One of the most important movements this year was towards the establishment of schools for the poorer classes. Prince Albert took a lively interest in this matter; for it had astonished and pained him to find that more than half of the children between the ages of three and fifteen, in England and Wales, could neither read nor write, and the remainder had only two years of school life. He made a speech urging the necessity of compulsory education, and declared that parents must be made to see that to secure education for their children was "not only their most sacred duty, but also their highest privilege."
The title of Prince Consort was conferred by the queen on her husband this year; she also distributed "the Victoria Cross," for the first time. This ceremony took place at Hyde Park, and was intended as a reward for bravery in the army and navy. These decorations had been manufactured by the queen's order, and had inscribed on one side, "For Valor." They were given only to men who had served in the presence of the enemy, and had performed some signal act of bravery or devotion to their country. The list of such names had been made out with great care, and her majesty resolved to establish the order by decorating the heroes with her own hand. More than a hundred thousand people assembled to witness the ceremony, and a vast semi-circle of seats had been erected to hold about twelve thousand. Four thousand soldiers were drawn up in a line, and between these and the royal pavilion were the sixty-two brave fellows who were to be decorated.

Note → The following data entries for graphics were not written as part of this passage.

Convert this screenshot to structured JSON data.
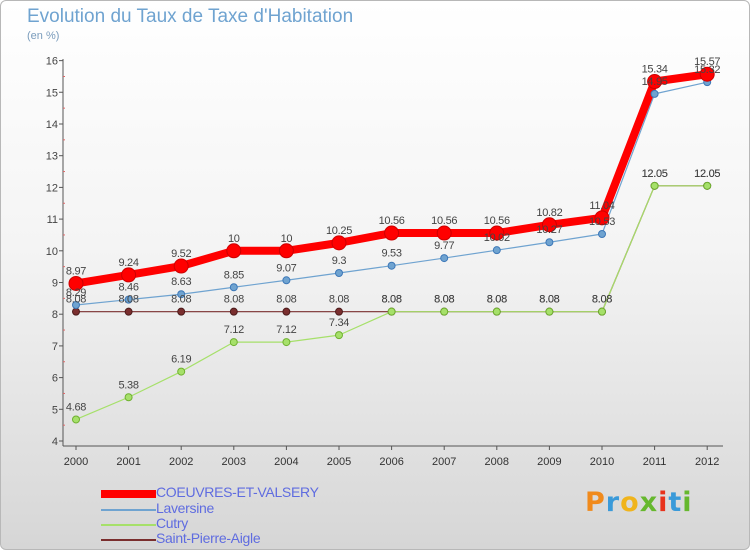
{
  "header": {
    "title": "Evolution du Taux de Taxe d'Habitation",
    "subtitle": "(en %)"
  },
  "logo": {
    "text": "Proxiti",
    "letter_colors": [
      "#f08a1c",
      "#3a9ad9",
      "#f0b41c",
      "#66b82e",
      "#e8321c",
      "#3a9ad9",
      "#66b82e"
    ]
  },
  "chart_data": {
    "type": "line",
    "title": "Evolution du Taux de Taxe d'Habitation",
    "subtitle": "(en %)",
    "x": [
      "2000",
      "2001",
      "2002",
      "2003",
      "2004",
      "2005",
      "2006",
      "2007",
      "2008",
      "2009",
      "2010",
      "2011",
      "2012"
    ],
    "y_ticks": [
      4,
      5,
      6,
      7,
      8,
      9,
      10,
      11,
      12,
      13,
      14,
      15,
      16
    ],
    "ylim": [
      4,
      16
    ],
    "grid": false,
    "legend_position": "bottom-left",
    "series": [
      {
        "name": "COEUVRES-ET-VALSERY",
        "color": "#ff0000",
        "values": [
          8.97,
          9.24,
          9.52,
          10,
          10,
          10.25,
          10.56,
          10.56,
          10.56,
          10.82,
          11.04,
          15.34,
          15.57
        ],
        "labels": [
          "8.97",
          "9.24",
          "9.52",
          "10",
          "10",
          "10.25",
          "10.56",
          "10.56",
          "10.56",
          "10.82",
          "11.04",
          "15.34",
          "15.57"
        ]
      },
      {
        "name": "Laversine",
        "color": "#6fa3d0",
        "values": [
          8.29,
          8.46,
          8.63,
          8.85,
          9.07,
          9.3,
          9.53,
          9.77,
          10.02,
          10.27,
          10.53,
          14.95,
          15.32
        ],
        "labels": [
          "8.29",
          "8.46",
          "8.63",
          "8.85",
          "9.07",
          "9.3",
          "9.53",
          "9.77",
          "10.02",
          "10.27",
          "10.53",
          "14.95",
          "15.32"
        ]
      },
      {
        "name": "Cutry",
        "color": "#a6e06a",
        "values": [
          4.68,
          5.38,
          6.19,
          7.12,
          7.12,
          7.34,
          8.08,
          8.08,
          8.08,
          8.08,
          8.08,
          12.05,
          12.05
        ],
        "labels": [
          "4.68",
          "5.38",
          "6.19",
          "7.12",
          "7.12",
          "7.34",
          "8.08",
          "8.08",
          "8.08",
          "8.08",
          "8.08",
          "12.05",
          "12.05"
        ]
      },
      {
        "name": "Saint-Pierre-Aigle",
        "color": "#7a2e2e",
        "values": [
          8.08,
          8.08,
          8.08,
          8.08,
          8.08,
          8.08,
          8.08,
          8.08,
          8.08,
          8.08,
          8.08,
          12.05,
          12.05
        ],
        "labels": [
          "8.08",
          "8.08",
          "8.08",
          "8.08",
          "8.08",
          "8.08",
          "8.08",
          "8.08",
          "8.08",
          "8.08",
          "8.08",
          "12.05",
          "12.05"
        ]
      }
    ]
  }
}
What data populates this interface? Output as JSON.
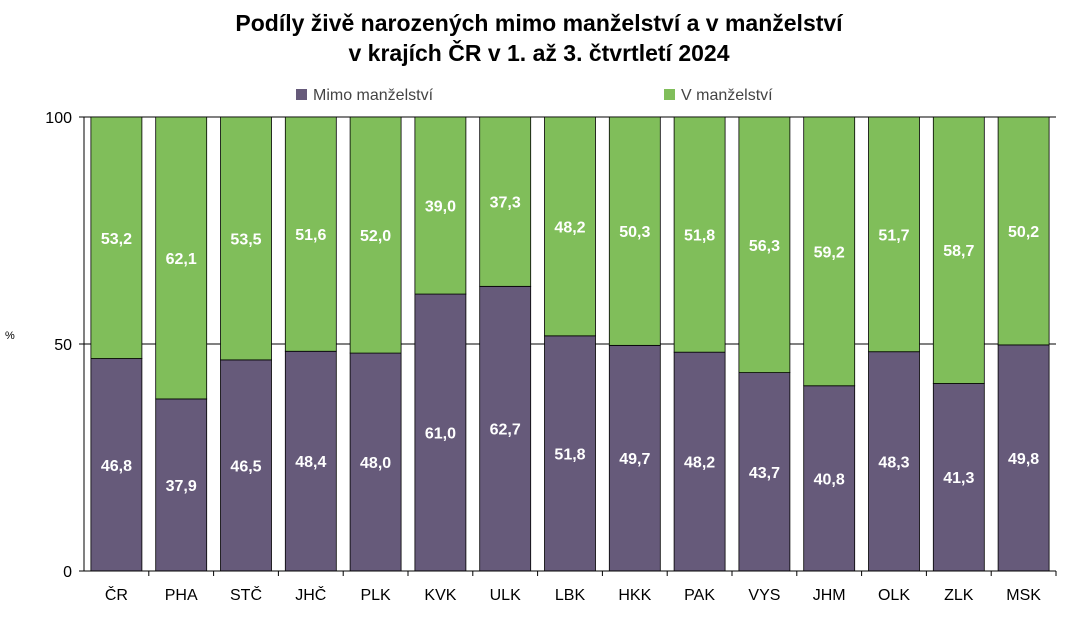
{
  "title_line1": "Podíly živě narozených mimo manželství a v manželství",
  "title_line2": "v krajích ČR v 1. až 3. čtvrtletí 2024",
  "colors": {
    "mimo": "#665a7a",
    "v": "#80be5a",
    "axis": "#000000"
  },
  "chart_data": {
    "type": "bar",
    "stacked": true,
    "title": "Podíly živě narozených mimo manželství a v manželství v krajích ČR v 1. až 3. čtvrtletí 2024",
    "ylabel": "%",
    "ylim": [
      0,
      100
    ],
    "yticks": [
      "0",
      "50",
      "100"
    ],
    "grid": "horizontal at 50",
    "legend_position": "top",
    "categories": [
      "ČR",
      "PHA",
      "STČ",
      "JHČ",
      "PLK",
      "KVK",
      "ULK",
      "LBK",
      "HKK",
      "PAK",
      "VYS",
      "JHM",
      "OLK",
      "ZLK",
      "MSK"
    ],
    "series": [
      {
        "name": "Mimo manželství",
        "values": [
          46.8,
          37.9,
          46.5,
          48.4,
          48.0,
          61.0,
          62.7,
          51.8,
          49.7,
          48.2,
          43.7,
          40.8,
          48.3,
          41.3,
          49.8
        ],
        "labels": [
          "46,8",
          "37,9",
          "46,5",
          "48,4",
          "48,0",
          "61,0",
          "62,7",
          "51,8",
          "49,7",
          "48,2",
          "43,7",
          "40,8",
          "48,3",
          "41,3",
          "49,8"
        ]
      },
      {
        "name": "V manželství",
        "values": [
          53.2,
          62.1,
          53.5,
          51.6,
          52.0,
          39.0,
          37.3,
          48.2,
          50.3,
          51.8,
          56.3,
          59.2,
          51.7,
          58.7,
          50.2
        ],
        "labels": [
          "53,2",
          "62,1",
          "53,5",
          "51,6",
          "52,0",
          "39,0",
          "37,3",
          "48,2",
          "50,3",
          "51,8",
          "56,3",
          "59,2",
          "51,7",
          "58,7",
          "50,2"
        ]
      }
    ]
  }
}
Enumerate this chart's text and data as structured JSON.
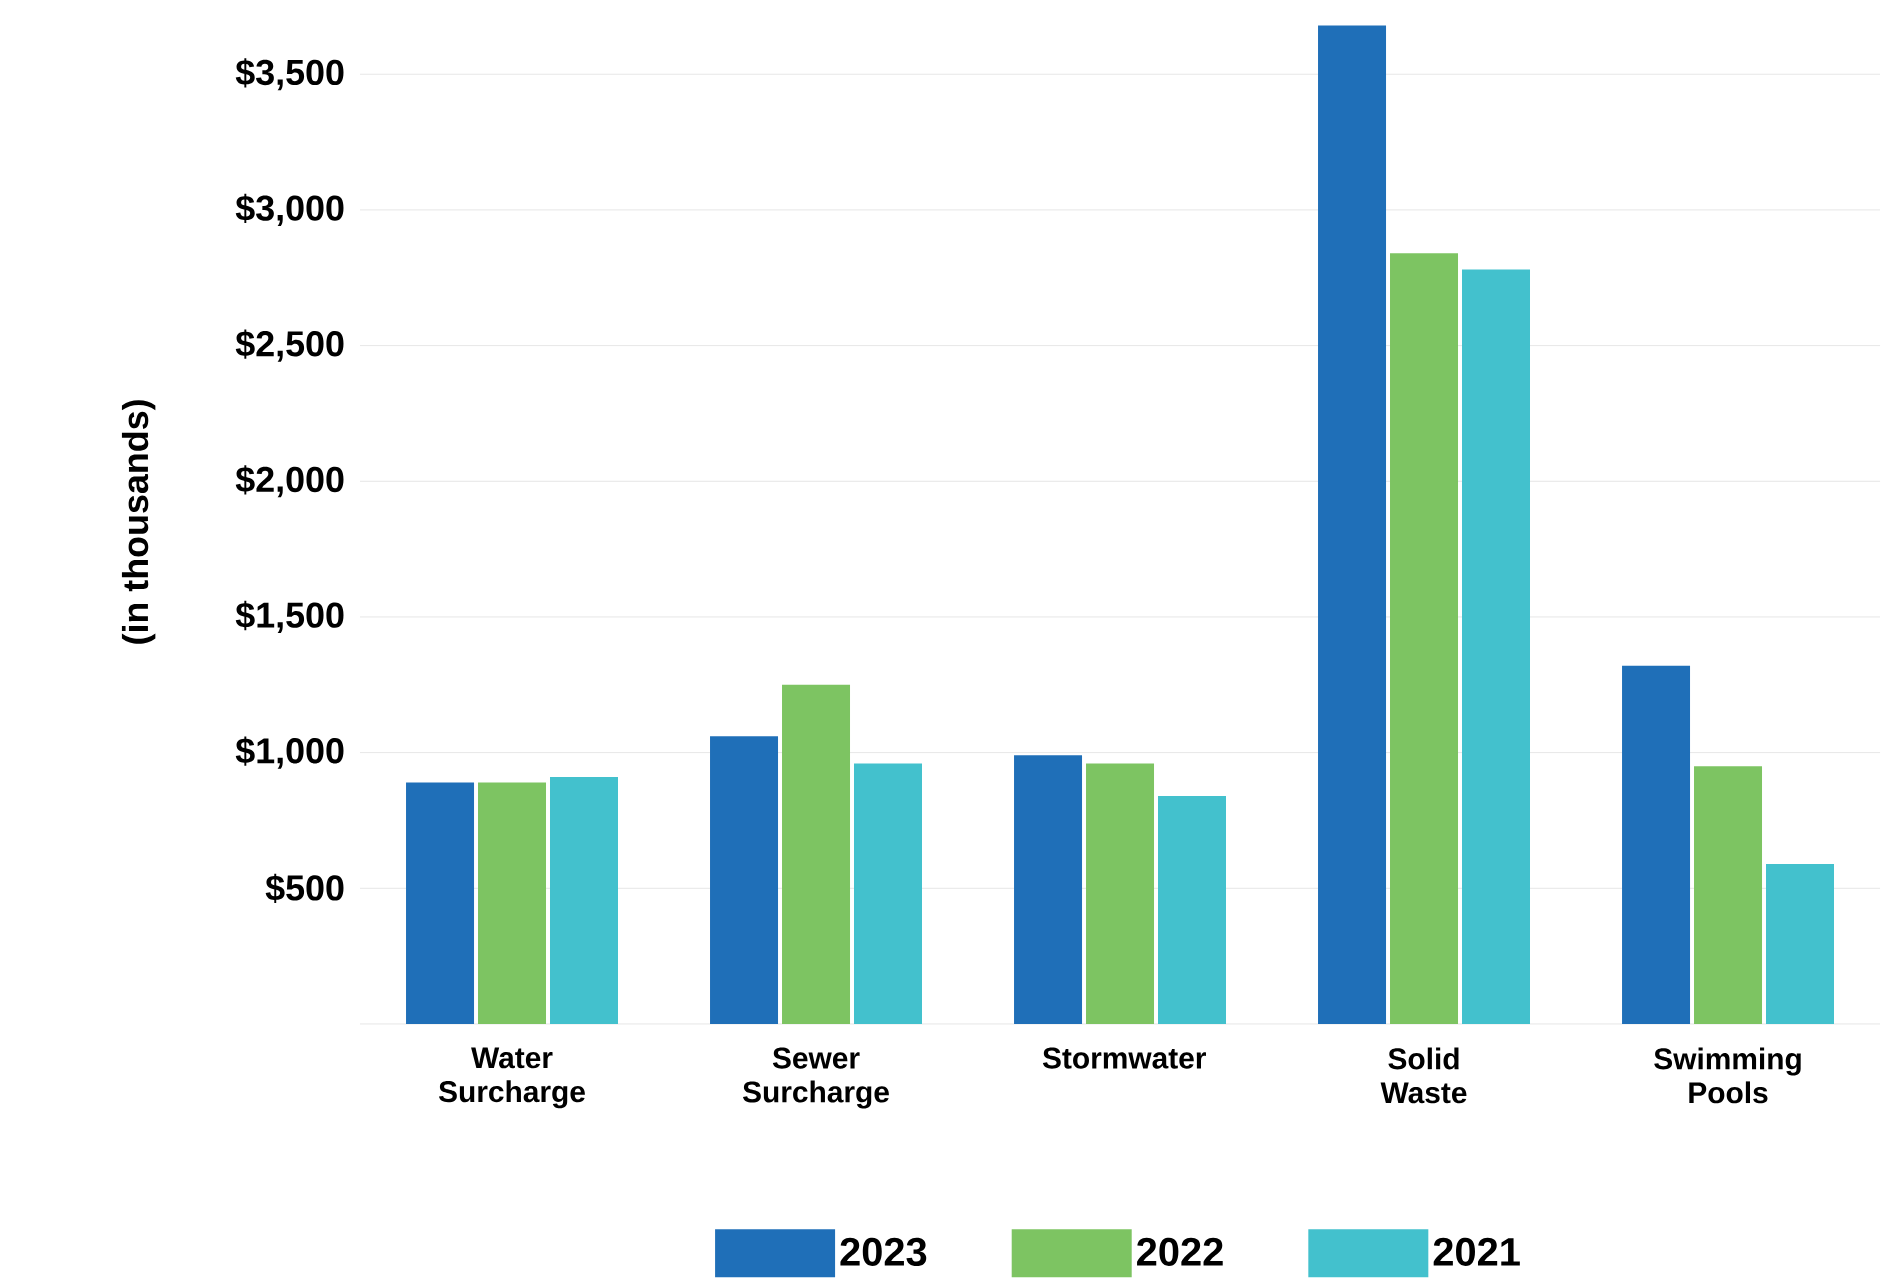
{
  "chart_data": {
    "type": "bar",
    "ylabel": "(in thousands)",
    "categories": [
      "Water Surcharge",
      "Sewer Surcharge",
      "Stormwater",
      "Solid Waste",
      "Swimming Pools"
    ],
    "series": [
      {
        "name": "2023",
        "color": "#1f6fb8",
        "values": [
          890,
          1060,
          990,
          3680,
          1320
        ]
      },
      {
        "name": "2022",
        "color": "#7dc462",
        "values": [
          890,
          1250,
          960,
          2840,
          950
        ]
      },
      {
        "name": "2021",
        "color": "#43c1cd",
        "values": [
          910,
          960,
          840,
          2780,
          590
        ]
      }
    ],
    "ylim": [
      0,
      3700
    ],
    "yticks": [
      {
        "value": 0,
        "label": null
      },
      {
        "value": 500,
        "label": "$500"
      },
      {
        "value": 1000,
        "label": "$1,000"
      },
      {
        "value": 1500,
        "label": "$1,500"
      },
      {
        "value": 2000,
        "label": "$2,000"
      },
      {
        "value": 2500,
        "label": "$2,500"
      },
      {
        "value": 3000,
        "label": "$3,000"
      },
      {
        "value": 3500,
        "label": "$3,500"
      }
    ],
    "grid": "y",
    "legend": "bottom"
  }
}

At ten o'clock her majesty rode into the park mounted on a gray horse, and dressed in a scarlet jacket, with a black skirt. She was accompanied by the prince, Prince Frederick William of Prussia, and a brilliant suite. The heroes were brought forward one by one, and her majesty pinned the cross to the breast of each without leaving her seat in the saddle. The prince saluted each man with profound respect as he withdrew. It was a splendid spectacle, and the enthusiasm of the multitude was very great.